34. As Noble Europe does not produce any steel and it is currently being almost totally supplied by ArcelorMittal ([70-100]% of its flat steel products supplies), the proposed transaction will not lead to any appreciable structural change in the market by enabling that substantial additional sales from ArcelorMittal are reoriented towards Noble Europe.12

35. Consequently, given the extremely limited changes in the EEA market structure brought about by the transaction, the existence of various alternative upstream suppliers of hot- rolled, galvanized and organic flat carbon steel products and in view of the  spare capacity available in flat carbon steel production, it is considered that the parties post merger are unlikely to embark into a strategy leading to foreclosure. These same factors would allow ruling out any competition concerns in case an alternative world-wide geographic market delineation were to be followed.

36. In view of the above, it is concluded that the transaction does not raise any competition concerns resulting from the vertical relationship between the parties.

VI. CONCLUSION

37. For the above reasons, the Commission has decided not to oppose the notified operation and to declare it compatible with the common market and with the EEA Agreement.  This decision is adopted in application of Article 6(1)(b) of Council Regulation (EC) No 139/2004.

 

1  OJ L 24, 29.1.2004 p. 1. 

2  Turnover calculated in accordance with Article 5(1) of the EC Merger Regulation and the Commission 
Consolidated Jurisdictional Notice (OJ C 95, 16.04.2008, p. 1).  

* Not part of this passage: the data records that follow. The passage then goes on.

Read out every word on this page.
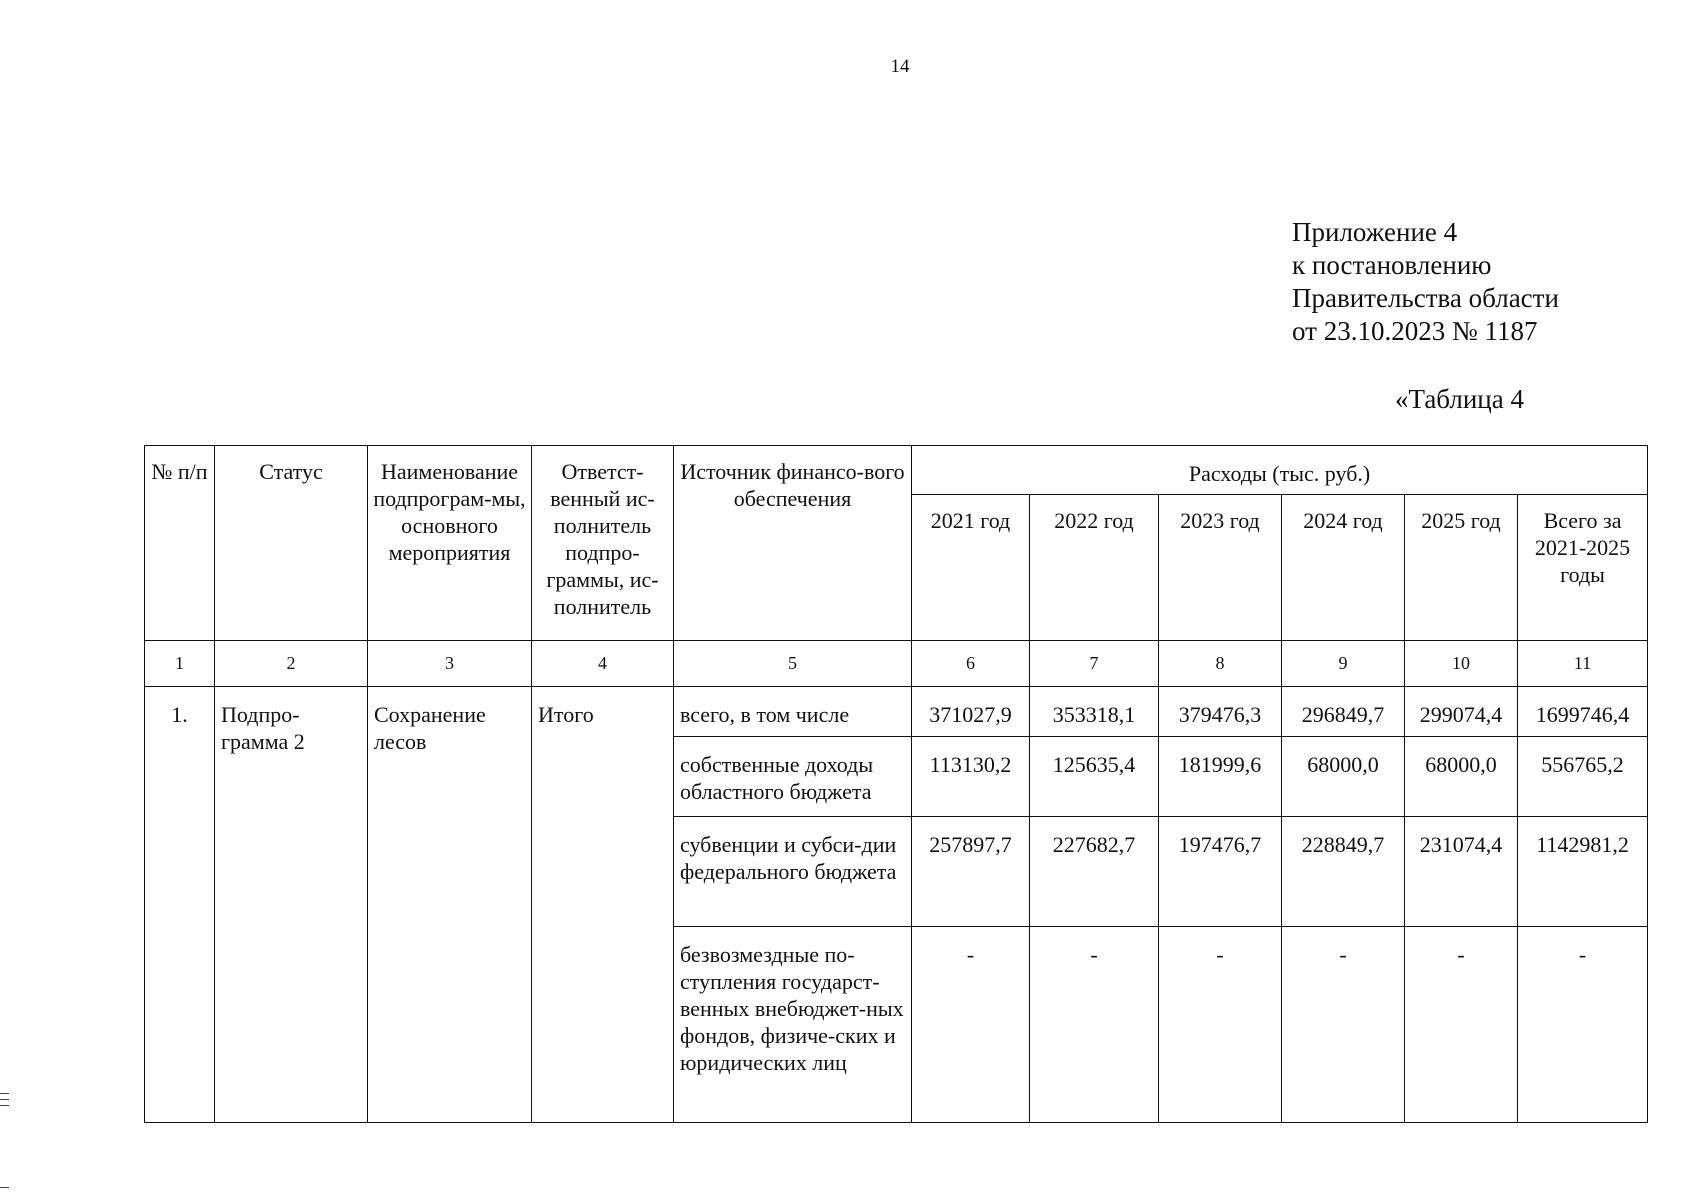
14
Приложение 4
к постановлению
Правительства области
от 23.10.2023 № 1187
«Таблица 4
№ п/п	Статус	Наименование подпрограм-мы, основного мероприятия	Ответст-венный ис-полнитель подпро-граммы, ис-полнитель	Источник финансо-вого обеспечения	Расходы (тыс. руб.)					
					2021 год	2022 год	2023 год	2024 год	2025 год	Всего за 2021-2025 годы
1	2	3	4	5	6	7	8	9	10	11
1.	Подпро-грамма 2	Сохранение лесов	Итого	всего, в том числе	371027,9	353318,1	379476,3	296849,7	299074,4	1699746,4
				собственные доходы областного бюджета	113130,2	125635,4	181999,6	68000,0	68000,0	556765,2
				субвенции и субси-дии федерального бюджета	257897,7	227682,7	197476,7	228849,7	231074,4	1142981,2
				безвозмездные по-ступления государст-венных внебюджет-ных фондов, физиче-ских и юридических лиц	-	-	-	-	-	-
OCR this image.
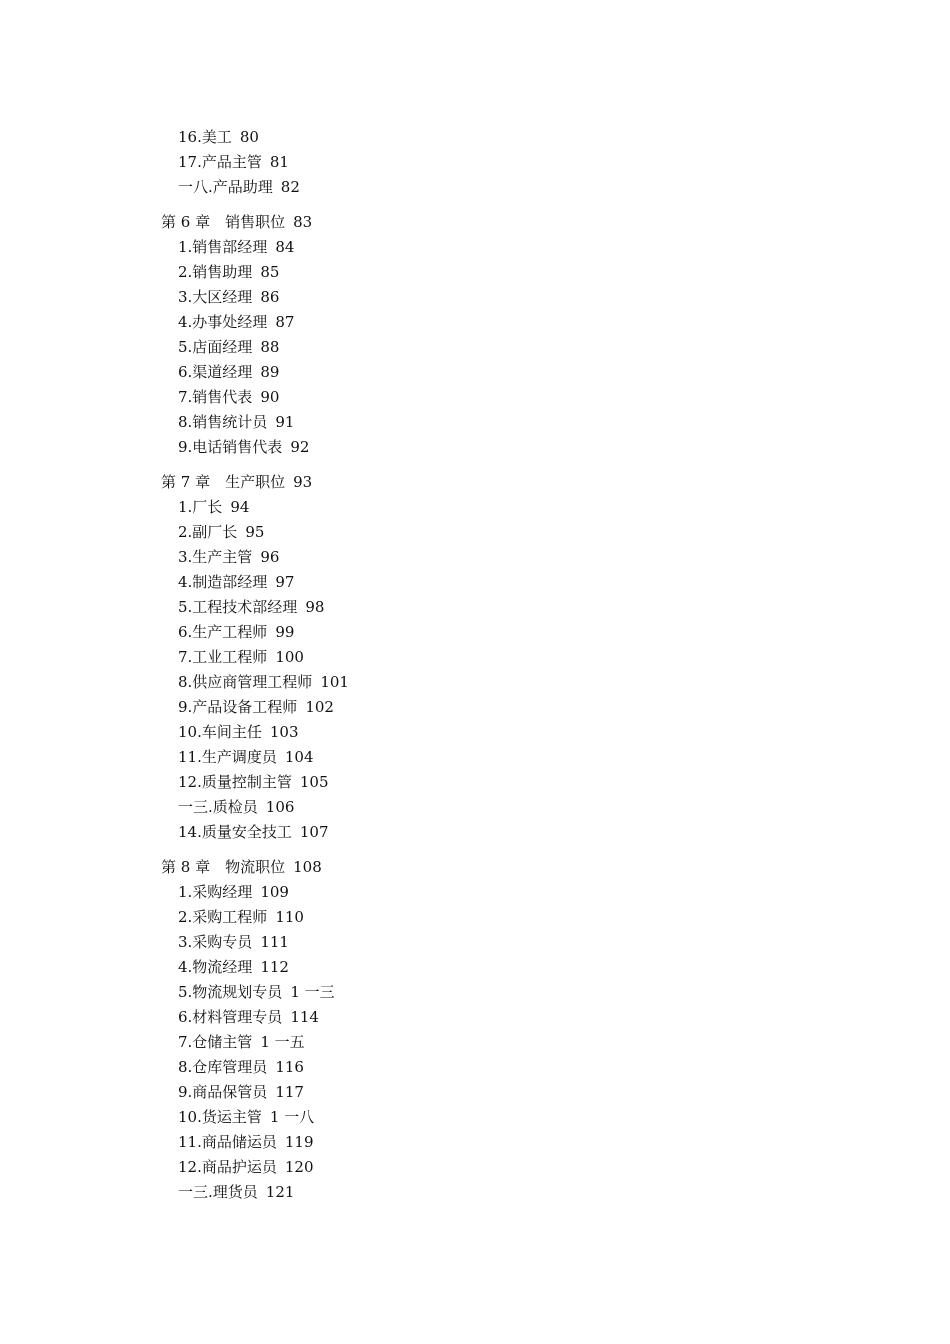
16.美工 80
17.产品主管 81
一八.产品助理 82
第 6 章 销售职位 83
1.销售部经理 84
2.销售助理 85
3.大区经理 86
4.办事处经理 87
5.店面经理 88
6.渠道经理 89
7.销售代表 90
8.销售统计员 91
9.电话销售代表 92
第 7 章 生产职位 93
1.厂长 94
2.副厂长 95
3.生产主管 96
4.制造部经理 97
5.工程技术部经理 98
6.生产工程师 99
7.工业工程师 100
8.供应商管理工程师 101
9.产品设备工程师 102
10.车间主任 103
11.生产调度员 104
12.质量控制主管 105
一三.质检员 106
14.质量安全技工 107
第 8 章 物流职位 108
1.采购经理 109
2.采购工程师 110
3.采购专员 111
4.物流经理 112
5.物流规划专员 1 一三
6.材料管理专员 114
7.仓储主管 1 一五
8.仓库管理员 116
9.商品保管员 117
10.货运主管 1 一八
11.商品储运员 119
12.商品护运员 120
一三.理货员 121
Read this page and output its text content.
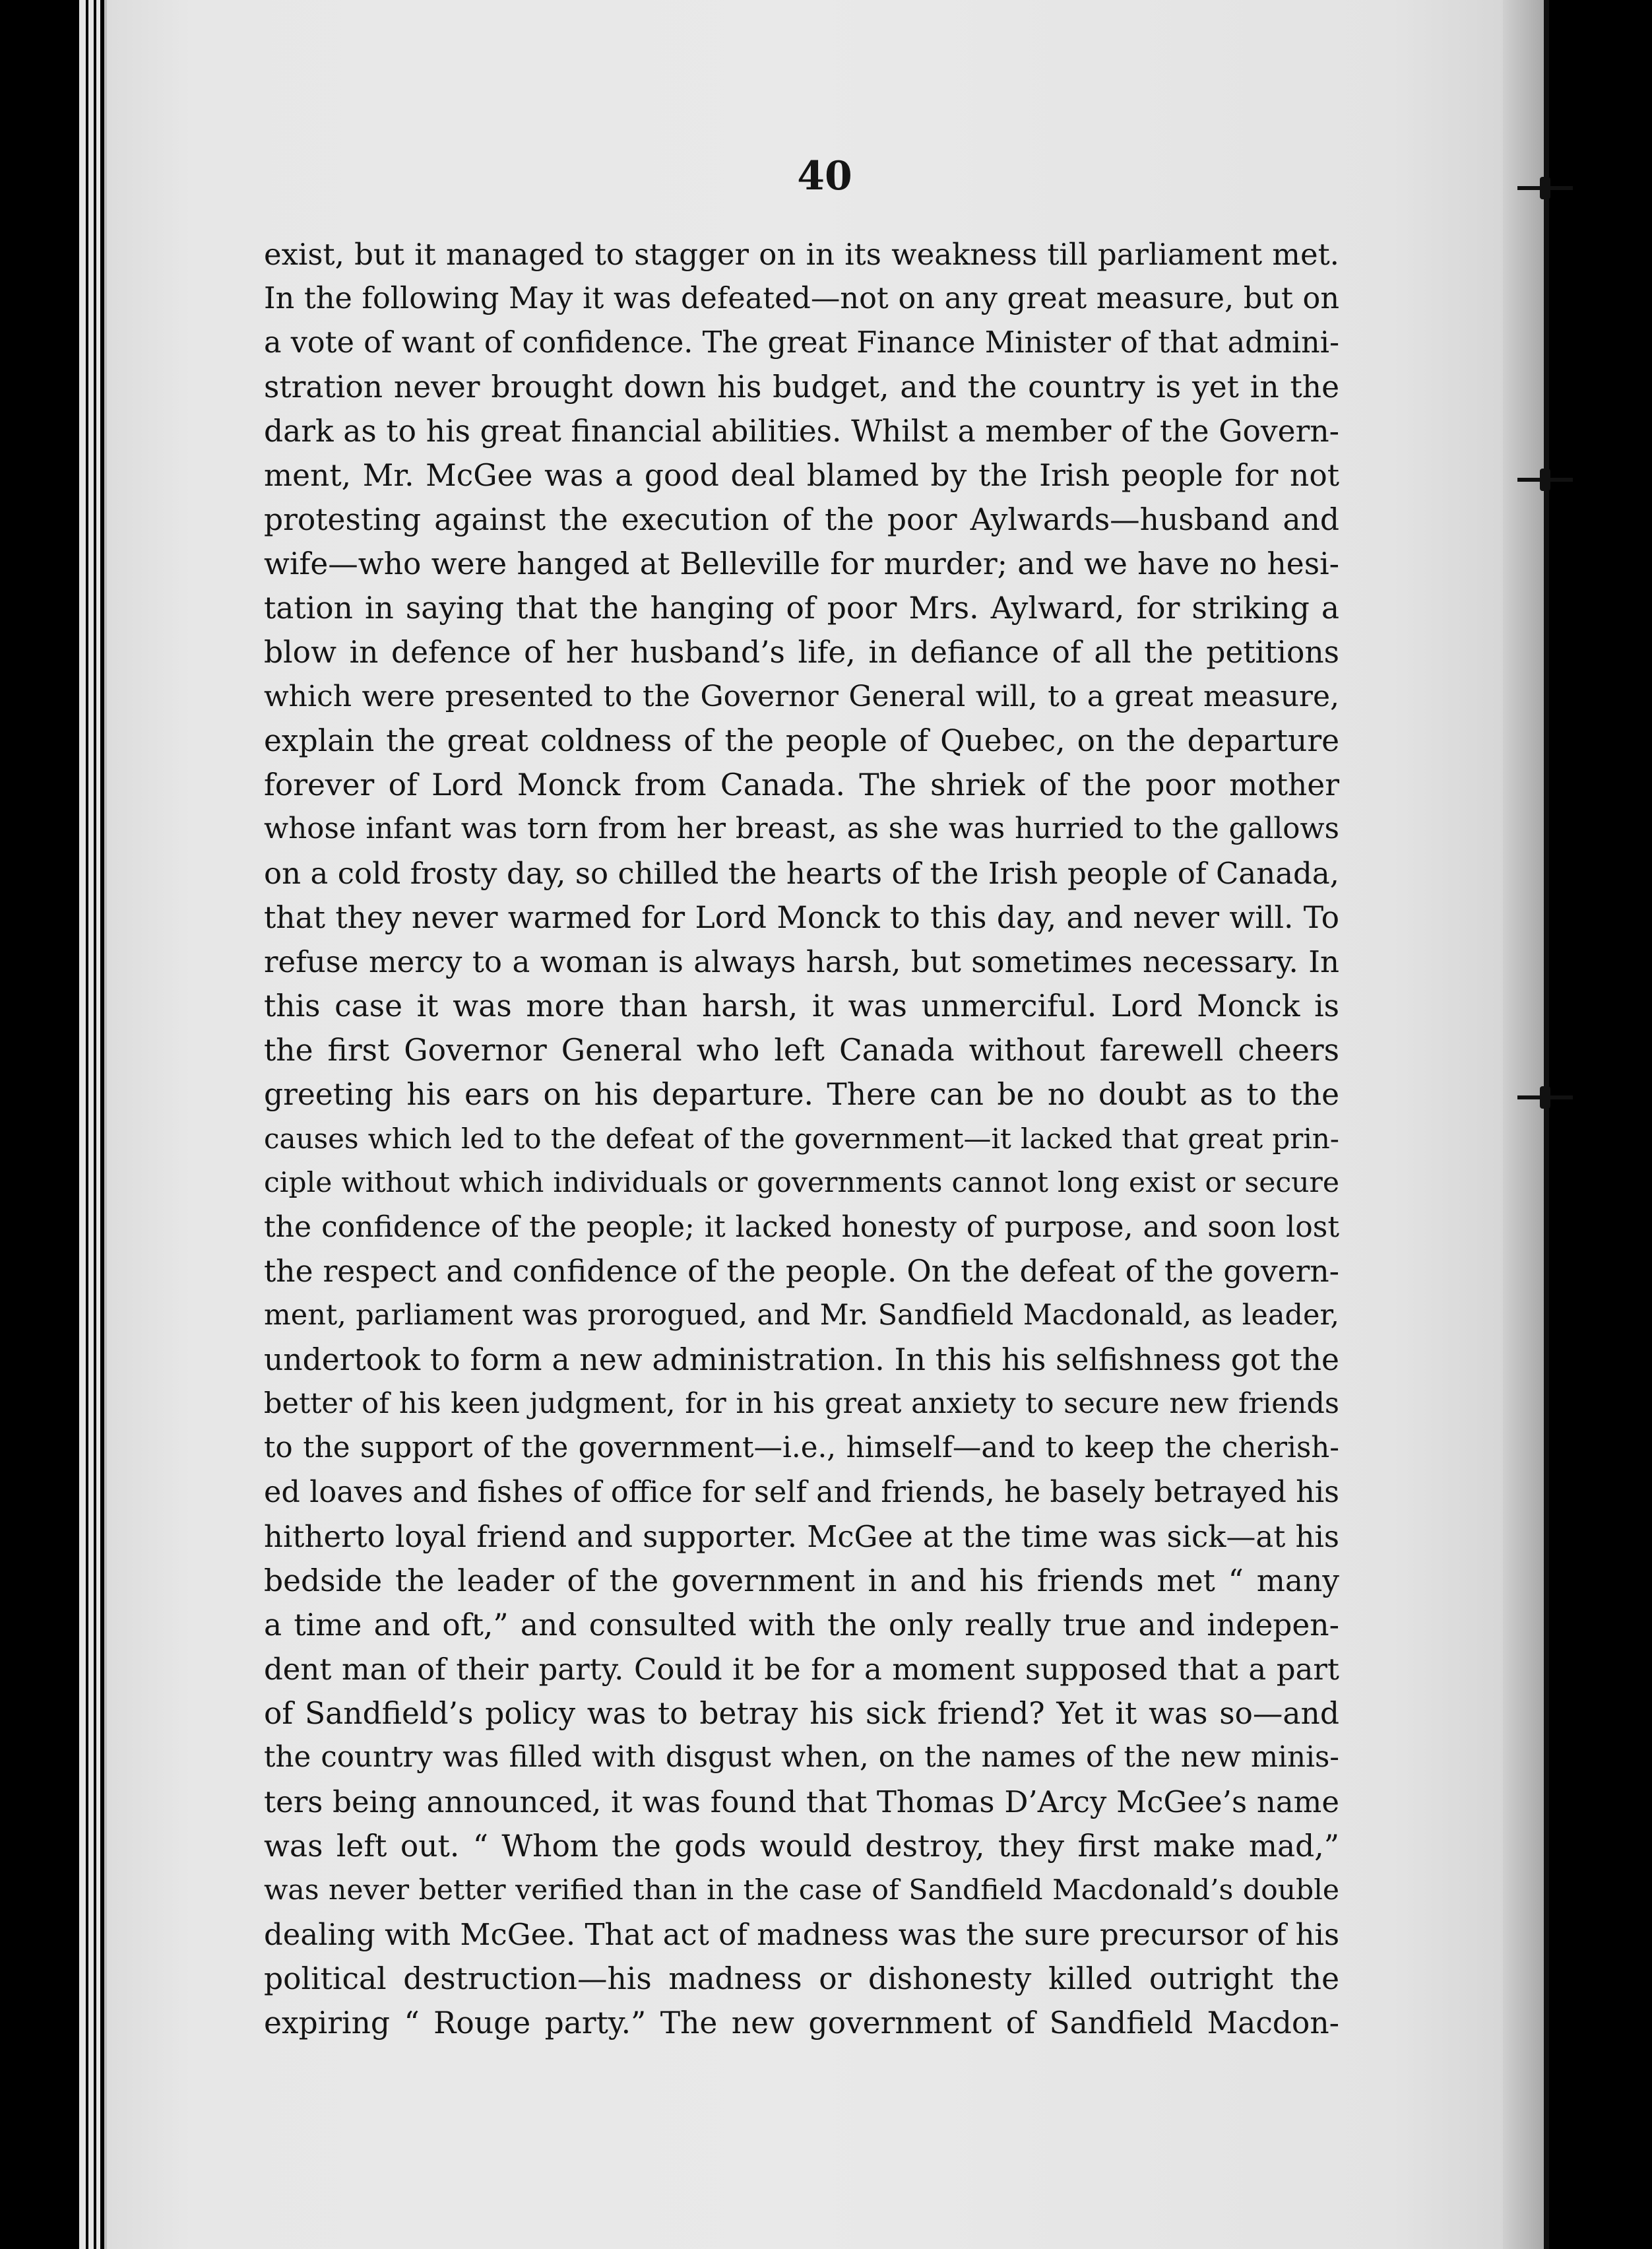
40
exist, but it managed to stagger on in its weakness till parliament met.
In the following May it was defeated—not on any great measure, but on
a vote of want of confidence. The great Finance Minister of that admini-
stration never brought down his budget, and the country is yet in the
dark as to his great financial abilities. Whilst a member of the Govern-
ment, Mr. McGee was a good deal blamed by the Irish people for not
protesting against the execution of the poor Aylwards—husband and
wife—who were hanged at Belleville for murder; and we have no hesi-
tation in saying that the hanging of poor Mrs. Aylward, for striking a
blow in defence of her husband’s life, in defiance of all the petitions
which were presented to the Governor General will, to a great measure,
explain the great coldness of the people of Quebec, on the departure
forever of Lord Monck from Canada. The shriek of the poor mother
whose infant was torn from her breast, as she was hurried to the gallows
on a cold frosty day, so chilled the hearts of the Irish people of Canada,
that they never warmed for Lord Monck to this day, and never will. To
refuse mercy to a woman is always harsh, but sometimes necessary. In
this case it was more than harsh, it was unmerciful. Lord Monck is
the first Governor General who left Canada without farewell cheers
greeting his ears on his departure. There can be no doubt as to the
causes which led to the defeat of the government—it lacked that great prin-
ciple without which individuals or governments cannot long exist or secure
the confidence of the people; it lacked honesty of purpose, and soon lost
the respect and confidence of the people. On the defeat of the govern-
ment, parliament was prorogued, and Mr. Sandfield Macdonald, as leader,
undertook to form a new administration. In this his selfishness got the
better of his keen judgment, for in his great anxiety to secure new friends
to the support of the government—i.e., himself—and to keep the cherish-
ed loaves and fishes of office for self and friends, he basely betrayed his
hitherto loyal friend and supporter. McGee at the time was sick—at his
bedside the leader of the government in and his friends met “ many
a time and oft,” and consulted with the only really true and indepen-
dent man of their party. Could it be for a moment supposed that a part
of Sandfield’s policy was to betray his sick friend? Yet it was so—and
the country was filled with disgust when, on the names of the new minis-
ters being announced, it was found that Thomas D’Arcy McGee’s name
was left out. “ Whom the gods would destroy, they first make mad,”
was never better verified than in the case of Sandfield Macdonald’s double
dealing with McGee. That act of madness was the sure precursor of his
political destruction—his madness or dishonesty killed outright the
expiring “ Rouge party.” The new government of Sandfield Macdon-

3  See Case No M.2382 Usinor/Arbed/Aceralia; Case No M.1525 British Steel/Hoogovens; Case No M.925 
Krupp Hoesch/Thyssen and Case No M.1329 Usinor/Cockerill Sambre. 

4  For the purpose of this decision galvanised steel products comprises steel coated with zinc, thin or other 
metals such as aluminium or zinc alloys. 

5  See Case No M.4137 Mittal/Arcelor. 

6  See Case No M.1525 British Steel/Hoogovens; Case No M.925 Krupp Hoesch/Thyssen and Case No M. 
1329 Usinor/ Cockerill Sambre. 

7  See Case No M.4137 Mittal/Arcelor.

8  The only exceptions were [...] and [...], two TWB production facilities in Europe. As to [...], the 
equipment of this facility was transferred to a 100% subsidiary of Noble Europe in mid 2008 and [...] 
ceased its production in the beginning of 2009. In addition, ArcelorMital holds [...]% non-controlling 
ownership interest in [...], a company active in TWB in the EEA.
 
9  Powerlasers Limited (Canada) and Powerlasers Corporation (US) are indirectly owned subsidiaries of 
ArcelorMittal which are active as suppliers of laser welded blanks and integrated laser processing systems 
for the automotive and metal fabricating industries active essentially in Canada and the United States. 
Their activity has no direct impact in Europe, as these companies do not export to EEA. 

10  Other competitors such as Gestamp Automoción are only active in the TWB field. 

11  Cold-rolled flat carbon steel products are not an affected market by the proposed concentration.

12  Noble International was not active in Europe before it acquired ArcelorMittal’s TWB business in 2007. ArcelorMittal’s former European TWB business was supplied by ArcelorMittal Group. This remained largely unchanged after the acquisition of the TWB business by Noble. Consequently after the reacquisition of the TWB-business by ArcelorMittal from Noble Europe the channel of supply is not  likely to change.